Gerade Kinder freuen sich Enten und Schwäne beim Spaziergang mit Gebäck zu locken. Dass man damit aber Umwelt und Tier schadet, ist vielen Menschen gar nicht bewusst. Die Stadt Ahaus möchte daher noch einmal darauf aufmerksam machen, die Teichbewohner nicht zu füttern.

Tiere und Wasserqualität leiden

„Enten und Gänse finden in den Parks eigentlich genügend Nahrung.
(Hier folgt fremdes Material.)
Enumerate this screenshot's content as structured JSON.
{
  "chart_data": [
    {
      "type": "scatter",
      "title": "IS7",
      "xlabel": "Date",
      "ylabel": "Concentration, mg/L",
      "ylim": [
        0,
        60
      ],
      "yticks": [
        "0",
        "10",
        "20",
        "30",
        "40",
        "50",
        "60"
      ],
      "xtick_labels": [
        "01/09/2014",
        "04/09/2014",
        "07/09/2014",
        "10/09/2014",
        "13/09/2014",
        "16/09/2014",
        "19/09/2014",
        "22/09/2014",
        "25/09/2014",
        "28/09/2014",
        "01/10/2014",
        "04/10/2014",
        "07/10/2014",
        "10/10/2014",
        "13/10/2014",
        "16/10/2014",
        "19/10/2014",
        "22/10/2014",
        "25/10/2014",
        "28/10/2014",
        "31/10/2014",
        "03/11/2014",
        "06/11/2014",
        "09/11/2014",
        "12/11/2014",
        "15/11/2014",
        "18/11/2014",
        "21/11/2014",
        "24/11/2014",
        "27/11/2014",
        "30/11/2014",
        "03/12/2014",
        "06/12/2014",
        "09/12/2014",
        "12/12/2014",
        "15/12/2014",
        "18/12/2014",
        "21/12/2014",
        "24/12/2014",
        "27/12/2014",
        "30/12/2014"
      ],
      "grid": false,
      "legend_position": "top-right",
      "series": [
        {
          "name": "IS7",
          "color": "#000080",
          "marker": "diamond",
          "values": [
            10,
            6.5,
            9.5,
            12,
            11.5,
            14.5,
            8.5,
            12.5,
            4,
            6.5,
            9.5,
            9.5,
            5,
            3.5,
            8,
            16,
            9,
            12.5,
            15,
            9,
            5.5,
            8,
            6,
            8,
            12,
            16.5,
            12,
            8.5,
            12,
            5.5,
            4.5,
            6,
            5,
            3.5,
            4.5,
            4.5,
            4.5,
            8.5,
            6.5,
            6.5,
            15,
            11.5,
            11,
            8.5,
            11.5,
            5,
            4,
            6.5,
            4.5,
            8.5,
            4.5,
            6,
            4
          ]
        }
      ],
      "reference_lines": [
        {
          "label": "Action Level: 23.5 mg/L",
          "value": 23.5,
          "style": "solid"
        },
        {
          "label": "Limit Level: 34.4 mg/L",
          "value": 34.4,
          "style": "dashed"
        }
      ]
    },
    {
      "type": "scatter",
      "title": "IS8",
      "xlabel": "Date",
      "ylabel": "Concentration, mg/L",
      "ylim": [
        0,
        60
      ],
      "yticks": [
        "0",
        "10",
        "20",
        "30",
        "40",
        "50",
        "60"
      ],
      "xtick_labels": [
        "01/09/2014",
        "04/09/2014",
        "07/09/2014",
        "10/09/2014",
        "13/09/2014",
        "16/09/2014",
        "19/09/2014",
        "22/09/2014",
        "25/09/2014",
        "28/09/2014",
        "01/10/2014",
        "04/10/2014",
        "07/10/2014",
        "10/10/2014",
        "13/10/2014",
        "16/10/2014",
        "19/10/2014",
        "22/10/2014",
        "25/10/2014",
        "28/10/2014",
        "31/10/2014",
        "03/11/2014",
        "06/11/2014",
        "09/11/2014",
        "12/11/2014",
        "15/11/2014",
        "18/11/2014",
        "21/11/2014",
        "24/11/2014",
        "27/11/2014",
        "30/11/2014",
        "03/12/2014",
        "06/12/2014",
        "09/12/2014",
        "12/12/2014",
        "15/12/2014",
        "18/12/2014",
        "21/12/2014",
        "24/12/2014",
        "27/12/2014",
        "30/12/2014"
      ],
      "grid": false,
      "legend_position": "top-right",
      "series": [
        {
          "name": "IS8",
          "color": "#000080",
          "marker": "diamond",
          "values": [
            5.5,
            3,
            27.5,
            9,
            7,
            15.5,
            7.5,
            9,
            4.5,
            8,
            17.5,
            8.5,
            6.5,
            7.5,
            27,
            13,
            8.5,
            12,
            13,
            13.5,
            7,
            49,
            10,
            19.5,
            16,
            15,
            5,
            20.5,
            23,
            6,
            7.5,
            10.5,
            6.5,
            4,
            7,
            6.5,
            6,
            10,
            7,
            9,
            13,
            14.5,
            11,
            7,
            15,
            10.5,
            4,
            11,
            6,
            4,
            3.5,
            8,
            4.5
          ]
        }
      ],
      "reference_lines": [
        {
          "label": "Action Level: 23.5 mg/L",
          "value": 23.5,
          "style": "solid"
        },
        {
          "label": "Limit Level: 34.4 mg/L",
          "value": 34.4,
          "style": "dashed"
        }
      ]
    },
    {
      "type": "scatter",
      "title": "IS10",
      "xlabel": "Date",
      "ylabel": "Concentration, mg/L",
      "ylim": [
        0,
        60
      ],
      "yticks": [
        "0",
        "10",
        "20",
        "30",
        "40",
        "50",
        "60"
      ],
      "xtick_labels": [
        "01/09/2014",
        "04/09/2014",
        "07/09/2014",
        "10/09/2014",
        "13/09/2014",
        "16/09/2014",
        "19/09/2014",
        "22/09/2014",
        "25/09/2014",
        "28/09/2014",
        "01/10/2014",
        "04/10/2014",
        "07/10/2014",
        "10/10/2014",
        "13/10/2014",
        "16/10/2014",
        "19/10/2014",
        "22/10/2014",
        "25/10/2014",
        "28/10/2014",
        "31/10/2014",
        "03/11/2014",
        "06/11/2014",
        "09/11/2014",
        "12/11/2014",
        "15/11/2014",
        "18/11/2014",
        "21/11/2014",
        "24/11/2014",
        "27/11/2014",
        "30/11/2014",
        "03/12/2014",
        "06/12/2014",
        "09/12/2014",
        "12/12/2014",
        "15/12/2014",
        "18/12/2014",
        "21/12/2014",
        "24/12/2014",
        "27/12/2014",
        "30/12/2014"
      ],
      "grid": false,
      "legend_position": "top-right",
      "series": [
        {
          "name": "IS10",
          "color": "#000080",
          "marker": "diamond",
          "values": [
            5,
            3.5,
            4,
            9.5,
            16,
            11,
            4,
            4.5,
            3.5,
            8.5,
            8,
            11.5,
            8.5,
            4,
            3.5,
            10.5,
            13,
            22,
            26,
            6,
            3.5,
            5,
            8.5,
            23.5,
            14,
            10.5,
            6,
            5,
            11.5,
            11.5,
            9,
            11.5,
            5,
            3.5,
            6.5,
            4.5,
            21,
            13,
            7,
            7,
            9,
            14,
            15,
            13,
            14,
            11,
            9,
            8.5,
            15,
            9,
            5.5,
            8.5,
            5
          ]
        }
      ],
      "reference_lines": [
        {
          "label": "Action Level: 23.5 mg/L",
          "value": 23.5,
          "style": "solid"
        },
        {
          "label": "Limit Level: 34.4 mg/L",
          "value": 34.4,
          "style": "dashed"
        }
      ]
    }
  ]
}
Brot oder sogar Gebäck ist für die Wasservögel ungesund, denn es quillt im Magen auf und enthält zu viel Salz und Zucker. Wenn verschimmeltes Brot verfüttert wird, erkranken Vögel und Fische“, so Bernd Sundermann, Leiter des städtischen Baubetriebshofes.

Wer Wasservögel füttert, behindere die natürliche Nahrungsaufnahme der Tiere und begünstige damit eine Überpopulation. Doch auch die Wasserqualität leide unter der Fütterung, sagt Sundermann.

Gebäck schadet auch den Fischen

Nicht gefressenes Brot sinkt zu Boden und wird dort unter hohem Verbrauch an Sauerstoff abgebaut. Dies führt dazu, dass Fische ersticken. Durch den Sauerstoffmangel sterben auch kleine Tiere wie Schnecken oder Würmer. Damit geht ein Teil der natürlichen Nahrungsgrundlage von Vögeln und Fischen verloren.

Futterautomaten für Ahaus

Ein Schild an der Schlossgräfte in Ahaus soll darauf hinweisen, warum Füttern für Enten und Gewässer schädlich ist. Für die Zukunft sind spezielle Futterautomaten in Überlegung.